Gustavsson and Sathre (2005) conducted a study into the changes in energy and CO2 balances caused by variation of key parameters in the manufacturing of wood and concrete framed building. The aim of the study was to use current knowledge from past experiments and case studies completed, and further the research into CO2 emissions with added variables, by identify factors that have strong control on the energy and CO2 balances resulting from construction material production. Also to determine whether wood framed structures might have higher energy and

CO2 balances than concrete structures.

Factors which Gustavsson and Sathre (2005) proposed for the study, were the CO2 emissions created from fossil fuel production of building materials, the substitution of fossil fuels by biomass residues derived from wood production and the chemical reactions in the production and use of cement.

Figure?? Schematic flow chart of wood materials during the building lifecycle Gustavsson and Sathre (2005)

The parameter variations which Gustavsson and Sathre (2005) encountered, which required to be quantified to conduct the analysis were:-

Cement and concrete aggregate - the varied differentials in terms of the wide-ranging aggregates which can be used.

Recycled steel - The subsequent CO2 difference between production of steel using recycled and the original materials.

Wood drying efficiency - The varied parameters of energy used for kiln drying, dependent of moisture content.

Transportation of materials - The difference in travelling from production, dependant on location.

Carbon intensity of fossil fuel - That fossil fuels have different conversion efficiencies and omit different amounts of CO2.

Gustavsson and Sathre (2005) for the analysis based the study on a four story apartment building containing 16 apartments with a usable floor area of 1190m2. Calculations were made for materials required to construct functionally equivalent versions of the building in terms of a wood frame and a reinforced concrete frame.
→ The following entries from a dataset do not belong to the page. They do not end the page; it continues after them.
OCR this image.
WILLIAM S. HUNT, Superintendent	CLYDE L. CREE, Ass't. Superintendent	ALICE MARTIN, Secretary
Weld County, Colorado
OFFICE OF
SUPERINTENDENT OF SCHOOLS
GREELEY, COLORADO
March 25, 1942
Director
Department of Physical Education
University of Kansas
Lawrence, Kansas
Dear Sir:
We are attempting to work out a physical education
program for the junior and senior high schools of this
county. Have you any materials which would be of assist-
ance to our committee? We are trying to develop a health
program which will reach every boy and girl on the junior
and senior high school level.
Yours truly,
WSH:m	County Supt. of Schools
Figure?? Contributions to the energy balances (GJ) with production of all materials for the wood and concrete frame structures Gustavsson and Sathre (2005)

Figure?? Contributions to CO2 balances (tC) with production of materials for the wood- and concrete-frame buildings Gustavsson and Sathre (2005)

Gustavsson and Sathre (2005) conducted their study to identify factors that contribute most significantly to the variation of energy and CO2 balances of building material lifecycles, by comparing the energy and CO2 balances of buildings made with wood and concrete frames. Gustavsson and Sathre (2005) found that overall with the inclusion of past literature to support their case that regardless of the variations of different parameters, wood framed structures have lower energy and CO2 balances than the concrete framed structures. Also that the use of wood generally instead of concrete, coupled with the greater integration of wood by-products into energy supply systems, could be an effective means of reducing fossil fuel use and net CO2 emission to the atmosphere However Gustavsson and Sathre (2005) do suggest that for example, if concrete was created using natural gravel instead of using crushed gravel it uses less fossil fuel and omits less CO2. This therefore means if the study was conducted using this concrete it may have had a different outcome.